Lilith telah menuntut untuk mengunjungi Menara Agung, tetapi selalu ditolak oleh anggota keluarga kerajaan lainnya. Namun kini, undangan resmi telah tiba, diantar langsung oleh sebuah bangsa yang tak dapat ditolak oleh raja maupun pangeran… Yah, semua itu menunjukkan adanya jebakan.
“Kau diundang secara pribadi ke tempat ini oleh seorang penyihir ahli yang memiliki pasukan naga yang telah melawan dan mengalahkan para elf,” kata Nono yang tampak khawatir. “Bagaimana kalau dia memancingmu agar dia bisa melakukan semacam mantra cuci otak padamu?”
Lilith menegang mendengar pendapat Nono tentang masalah ini. Ia ada benarnya. Lagipula, siapa pun yang mampu menggulingkan Kerajaan Peri pasti mampu melakukan apa saja.
“Aku tidak bisa mengesampingkan kemungkinan itu. Tapi Kerajaan Peri-lah yang mengirimkan surat ini,” Lilith menjelaskan. “Kita tidak mungkin menolak para peri, dan bagaimanapun juga, aku tidak berencana menolak tawaran itu. Aku akan mengunjungi menara dan bersiap menghadapi kemungkinan terburuk. Tapi kita perlu memastikan bahwa setiap pelayan yang ingin menemaniku menyadari risikonya, termasuk skenario terburuk.”
“Dimengerti, Yang Mulia,” kata Nono. “Dan jika saya boleh, saya ingin ikut dengan Anda.”
“Saya harap kamu tidak mengatakan itu hanya karena kamu merasa wajib bergabung dengan saya,” kata Lilith.
“Sebaliknya.

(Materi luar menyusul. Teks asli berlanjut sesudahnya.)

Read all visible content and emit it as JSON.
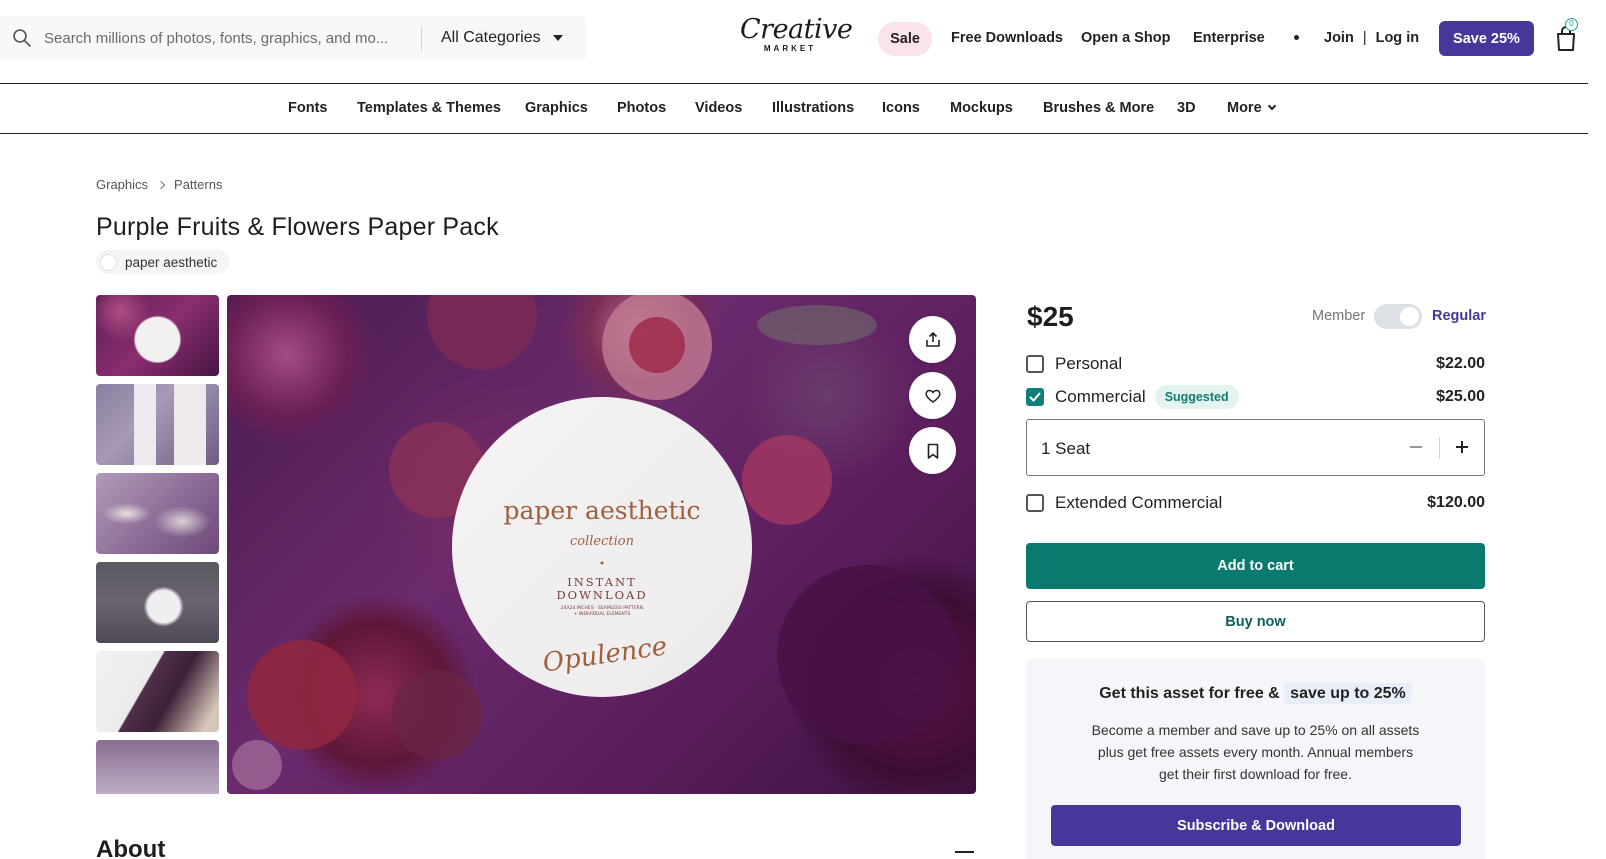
{
  "search": {
    "placeholder": "Search millions of photos, fonts, graphics, and mo...",
    "category": "All Categories"
  },
  "logo": {
    "line1": "Creative",
    "line2": "MARKET"
  },
  "header_nav": {
    "sale": "Sale",
    "free_downloads": "Free Downloads",
    "open_shop": "Open a Shop",
    "enterprise": "Enterprise",
    "join": "Join",
    "separator": "|",
    "login": "Log in",
    "save_button": "Save 25%",
    "cart_count": "0"
  },
  "categories": [
    "Fonts",
    "Templates & Themes",
    "Graphics",
    "Photos",
    "Videos",
    "Illustrations",
    "Icons",
    "Mockups",
    "Brushes & More",
    "3D",
    "More"
  ],
  "breadcrumb": [
    "Graphics",
    "Patterns"
  ],
  "product": {
    "title": "Purple Fruits & Flowers Paper Pack",
    "shop": "paper aesthetic",
    "image_text": {
      "brand": "paper aesthetic",
      "collection": "collection",
      "instant": "INSTANT",
      "download": "DOWNLOAD",
      "details": "24X24 INCHES · SEAMLESS PATTERN",
      "details2": "+ INDIVIDUAL ELEMENTS",
      "signature": "Opulence"
    }
  },
  "about": {
    "heading": "About"
  },
  "pricing": {
    "price": "$25",
    "member_label": "Member",
    "regular_label": "Regular",
    "options": [
      {
        "label": "Personal",
        "price": "$22.00",
        "checked": false
      },
      {
        "label": "Commercial",
        "price": "$25.00",
        "checked": true,
        "badge": "Suggested"
      },
      {
        "label": "Extended Commercial",
        "price": "$120.00",
        "checked": false
      }
    ],
    "seats": "1 Seat",
    "add_to_cart": "Add to cart",
    "buy_now": "Buy now"
  },
  "promo": {
    "heading_prefix": "Get this asset for free &",
    "heading_highlight": "save up to 25%",
    "body": "Become a member and save up to 25% on all assets plus get free assets every month. Annual members get their first download for free.",
    "button": "Subscribe & Download"
  },
  "colors": {
    "brand_purple": "#46389a",
    "teal": "#0a7a6f",
    "sale_pink": "#fbe3ec",
    "checked_teal": "#0f7f79",
    "suggested_bg": "#e3f3ef"
  }
}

Pikiran untuk berpisah denganmu tak pernah terlintas dalam pikiranku,” ujar Nono. “Lagipula, aku sudah menjagamu sejak kau masih sangat kecil, dan aku akan merasa jauh lebih baik ikut dalam perjalanan apa pun, karena aku sendiri khawatir akan kesulitan apa yang akan kau hadapi begitu kau tak lagi terlihat olehku.”
“Kenapa kau selalu memperlakukanku seperti anak kecil, Nono?” Lilith cemberut. “Kalau kau lupa, aku sudah lima belas tahun!”
“Kau akan selalu menjadi putri kecilku tersayang, jadi kalimat itu tak akan berhasil padaku, Yang Mulia,” kata Nono sambil terkikik.
Keduanya bisa berbagi momen bahagia ini berkat ikatan kekeluargaan mereka yang kuat, tetapi bisa dibilang Nono benar karena meragukan undangan tersebut. Lagipula, undangan itu memang tipu muslihat, yang mengatur segalanya agar Light bisa bertemu kembali dengan Yume dan membawanya ke Abyss. Namun, kesalahan pelayan itu adalah kekhawatirannya yang tak perlu akan keselamatan Lilith. Namun, karena Lilith menanggapi kekhawatiran Nono dengan sangat serius, ia menghabiskan beberapa hari berikutnya merekrut sukarelawan untuk perjalanan itu dengan sikap muram bak komandan militer yang sedang menyusun pasukan bunuh diri.
Pada malam yang sama ketika surat dari Menara Agung tiba, di kamarnya, Nono diam-diam menuliskan sebuah surat untuk dirinya sendiri, kertas dan ekspresi kosongnya samar-samar diterangi oleh benda ajaib yang berfungsi sebagai lampu. Jika ada yang membaca tulisannya, mereka akan mendapati Nono sedang berbasa-basi dengan seorang kenalan dan memberikan kabar yang agak hambar tentang kesibukannya sehari-hari. Setidaknya, begitulah sekilas. Sebenarnya, ia menggunakan sandi yang rumit untuk mendokumentasikan secara detail semua informasi baru yang ia kumpulkan tentang Kerajaan Manusia, termasuk kabar tentang perjalanan Lilith yang akan datang. Setelah Nono selesai menulis laporan, ia melangkah keluar kamar dan menyerahkan surat itu kepada seorang prajurit kaki tangannya, yang sedang menunggu di lorong.
“Kau tahu apa yang harus dilakukan,” katanya padanya.
“Dimengerti.” Prajurit itu dengan santai mengambil surat itu dan menyelinap pergi ke dalam kegelapan.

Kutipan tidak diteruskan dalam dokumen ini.